In your audit of Suncor, how did you determine that decommissioning liabilities did not meet the threshold to be included as a critical audit matter? What procedures did you perform to assess the sensitivity of these liabilities to core assumptions, such as expected asset lives or the discount rate?

Russell Girling
Chairman of the Board of Directors, Suncor Energy

Thank you, Jacquie Moore, and thank you for the question. I'd invite Shane Doig from KPMG to answer the question.

Shane Doig
Energy and Natural Resource Leader, KPMG

Thank you, sir. The provision for decommissioning liabilities, in our judgment, did not meet the threshold for being a critical audit matter in our 2025 audit, as the estimates involved, such as the expected asset life or the discount rate, did not involve especially challenging, subjective, or complex judgments.

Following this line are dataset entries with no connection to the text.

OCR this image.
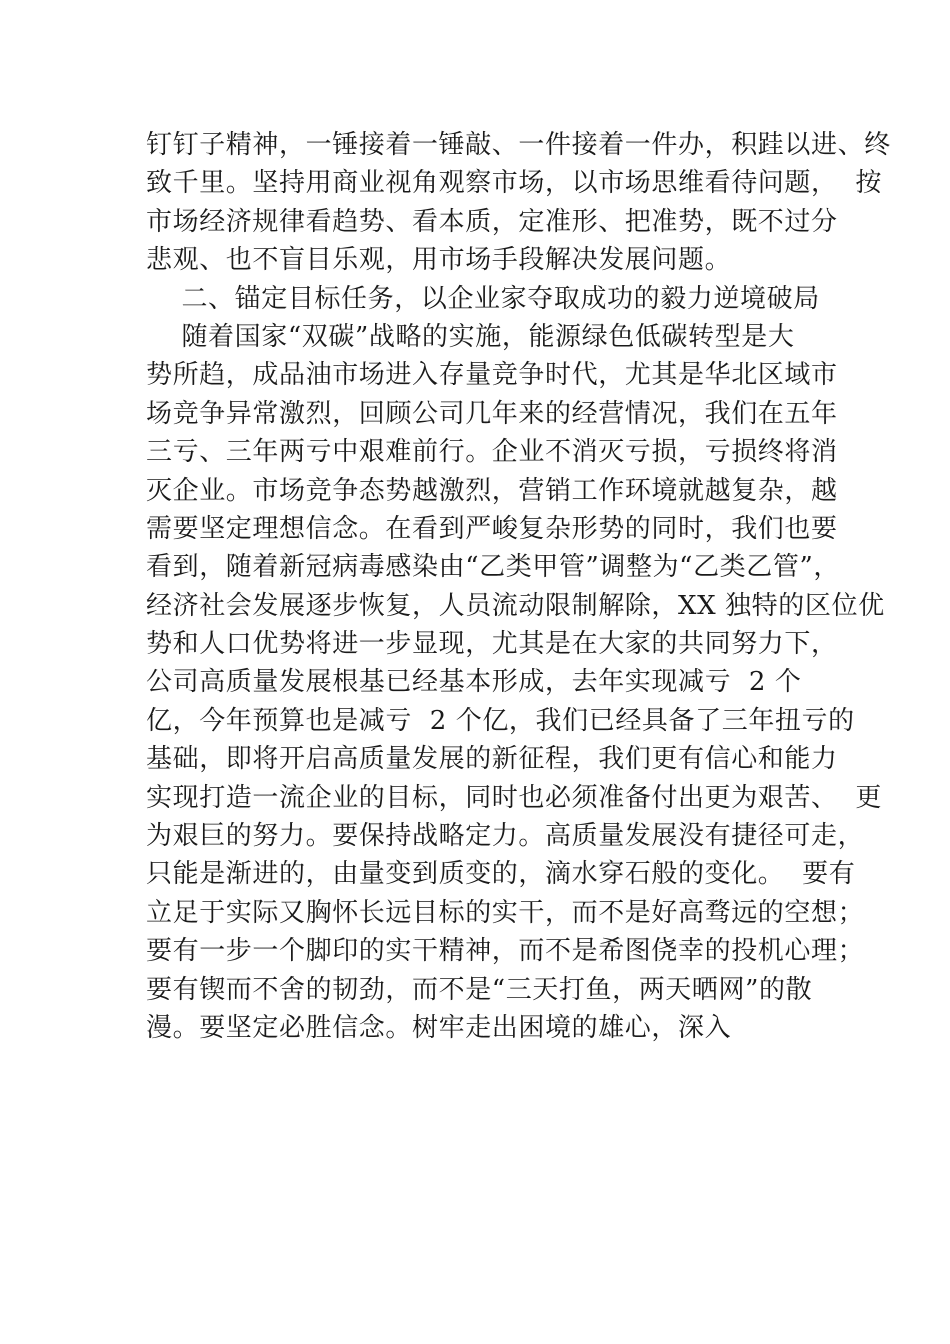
钉钉子精神，一锤接着一锤敲、一件接着一件办，积跬以进、终
致千里。坚持用商业视角观察市场，以市场思维看待问题，  按
市场经济规律看趋势、看本质，定准形、把准势，既不过分
悲观、也不盲目乐观，用市场手段解决发展问题。
二、锚定目标任务，以企业家夺取成功的毅力逆境破局
随着国家“双碳”战略的实施，能源绿色低碳转型是大
势所趋，成品油市场进入存量竞争时代，尤其是华北区域市
场竞争异常激烈，回顾公司几年来的经营情况，我们在五年
三亏、三年两亏中艰难前行。企业不消灭亏损，亏损终将消
灭企业。市场竞争态势越激烈，营销工作环境就越复杂，越
需要坚定理想信念。在看到严峻复杂形势的同时，我们也要
看到，随着新冠病毒感染由“乙类甲管”调整为“乙类乙管”，
经济社会发展逐步恢复，人员流动限制解除，XX 独特的区位优
势和人口优势将进一步显现，尤其是在大家的共同努力下，
公司高质量发展根基已经基本形成，去年实现减亏  2 个
亿，今年预算也是减亏  2 个亿，我们已经具备了三年扭亏的
基础，即将开启高质量发展的新征程，我们更有信心和能力
实现打造一流企业的目标，同时也必须准备付出更为艰苦、  更
为艰巨的努力。要保持战略定力。高质量发展没有捷径可走，
只能是渐进的，由量变到质变的，滴水穿石般的变化。  要有
立足于实际又胸怀长远目标的实干，而不是好高骛远的空想；
要有一步一个脚印的实干精神，而不是希图侥幸的投机心理；
要有锲而不舍的韧劲，而不是“三天打鱼，两天晒网”的散
漫。要坚定必胜信念。树牢走出困境的雄心，深入
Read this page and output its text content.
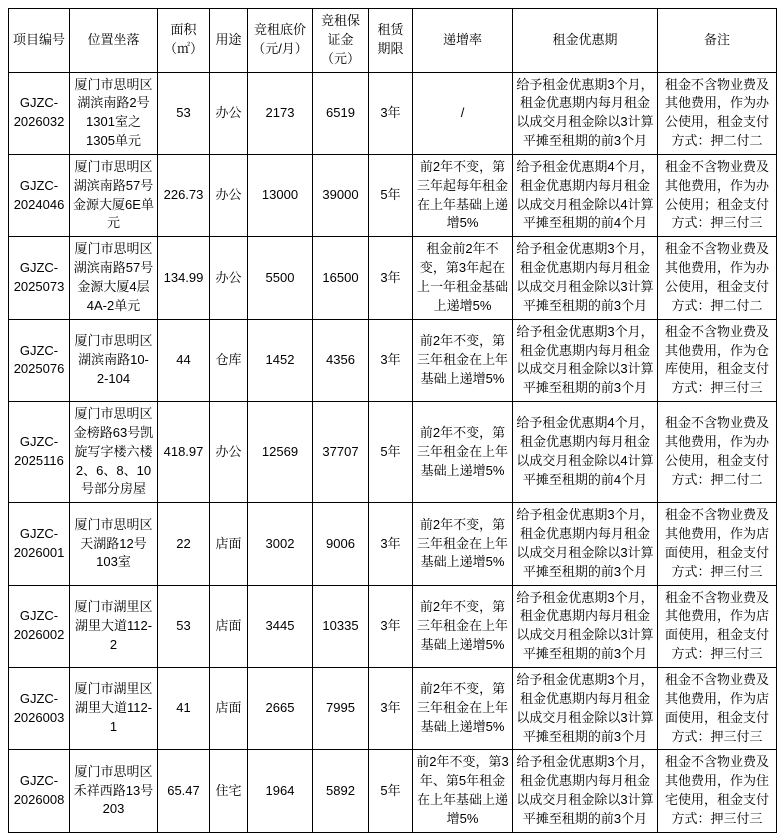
项目编号	位置坐落	面积（㎡）	用途	竞租底价（元/月）	竞租保证金（元）	租赁期限	递增率	租金优惠期	备注
GJZC-2026032	厦门市思明区湖滨南路2号1301室之1305单元	53	办公	2173	6519	3年	/	给予租金优惠期3个月，租金优惠期内每月租金以成交月租金除以3计算平摊至租期的前3个月	租金不含物业费及其他费用，作为办公使用，租金支付方式：押二付二
GJZC-2024046	厦门市思明区湖滨南路57号金源大厦6E单元	226.73	办公	13000	39000	5年	前2年不变，第三年起每年租金在上年基础上递增5%	给予租金优惠期4个月，租金优惠期内每月租金以成交月租金除以4计算平摊至租期的前4个月	租金不含物业费及其他费用，作为办公使用；租金支付方式：押三付三
GJZC-2025073	厦门市思明区湖滨南路57号金源大厦4层4A-2单元	134.99	办公	5500	16500	3年	租金前2年不变，第3年起在上一年租金基础上递增5%	给予租金优惠期3个月，租金优惠期内每月租金以成交月租金除以3计算平摊至租期的前3个月	租金不含物业费及其他费用，作为办公使用，租金支付方式：押二付二
GJZC-2025076	厦门市思明区湖滨南路10-2-104	44	仓库	1452	4356	3年	前2年不变，第三年租金在上年基础上递增5%	给予租金优惠期3个月，租金优惠期内每月租金以成交月租金除以3计算平摊至租期的前3个月	租金不含物业费及其他费用，作为仓库使用，租金支付方式：押三付三
GJZC-2025116	厦门市思明区金榜路63号凯旋写字楼六楼2、6、8、10号部分房屋	418.97	办公	12569	37707	5年	前2年不变，第三年租金在上年基础上递增5%	给予租金优惠期4个月，租金优惠期内每月租金以成交月租金除以4计算平摊至租期的前4个月	租金不含物业费及其他费用，作为办公使用，租金支付方式：押二付二
GJZC-2026001	厦门市思明区天湖路12号103室	22	店面	3002	9006	3年	前2年不变，第三年租金在上年基础上递增5%	给予租金优惠期3个月，租金优惠期内每月租金以成交月租金除以3计算平摊至租期的前3个月	租金不含物业费及其他费用，作为店面使用，租金支付方式：押三付三
GJZC-2026002	厦门市湖里区湖里大道112-2	53	店面	3445	10335	3年	前2年不变，第三年租金在上年基础上递增5%	给予租金优惠期3个月，租金优惠期内每月租金以成交月租金除以3计算平摊至租期的前3个月	租金不含物业费及其他费用，作为店面使用，租金支付方式：押三付三
GJZC-2026003	厦门市湖里区湖里大道112-1	41	店面	2665	7995	3年	前2年不变，第三年租金在上年基础上递增5%	给予租金优惠期3个月，租金优惠期内每月租金以成交月租金除以3计算平摊至租期的前3个月	租金不含物业费及其他费用，作为店面使用，租金支付方式：押三付三
GJZC-2026008	厦门市思明区禾祥西路13号203	65.47	住宅	1964	5892	5年	前2年不变，第3年、第5年租金在上年基础上递增5%	给予租金优惠期3个月，租金优惠期内每月租金以成交月租金除以3计算平摊至租期的前3个月	租金不含物业费及其他费用，作为住宅使用，租金支付方式：押三付三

Based on our audit procedures, which were conducted in accordance with the standards of the Public Company Accounting Oversight Board, which included consideration of expected asset life and the discount rate, my apologies, we issued an unqualified opinion on the consolidated financial statements of Suncor.

Russell Girling
Chairman of the Board of Directors, Suncor Energy

Thank you.

Jacquie Moore
General Counsel and Corporate Secretary, Suncor Energy

We have received another question. As members of Suncor's audit committee, you're responsible for overseeing the transparency of the company's financial reporting. In late 2025, the Alberta Mine Financial Security Program required Suncor and its fellow owners of the aging Syncrude Mine to post CAD 869 million in securities due to depletion of reserves. It is estimated that the regulator will collect CAD 10.7 billion for this site over the coming years. Despite the scale of these obligations, Suncor's annual financial reporting for fiscal years 2024 and 2025 failed to mention that these payments would be collected. How has the audit committee addressed this major oversight? Specifically, have you followed up with management to ask why these obligations were omitted from previous years' reports, and what concrete oversight measures is the committee implementing to ensure that future financial reports accurately disclose all upcoming regulatory payments?

Russell Girling
Chairman of the Board of Directors, Suncor Energy

Thank you, Jacquie, and again, thank you for the question. I'll ask Troy Little, our CFO, to answer your question.

Troy Little
CFO, Suncor Energy

We report in accordance with International Financial Reporting Standards and are required to make reasonable assumptions of future-oriented scenarios for the purposes of presenting our financial statements, including with respect to the Mine Financial Security Program. Mine Financial Security Program deposits do not represent an additional economic obligation and are already reflected in the asset retirement obligation on our balance sheet. Our assumptions have been reviewed by our external auditor as part of their annual audit of the company's financial statement.

Russell Girling
Chairman of the Board of Directors, Suncor Energy

Thank you, Troy. Are there any more-

Jacquie Moore
General Counsel and Corporate Secretary, Suncor Energy

Mr. Chair, we have no more questions.

Russell Girling
Chairman of the Board of Directors, Suncor Energy

All right. Thank you. I'd like to thank everyone for joining us today. We appreciate your continued interest in Suncor and your support, and we look forward to connecting with you again in the future. Thank you again. Stay safe, and have a great day.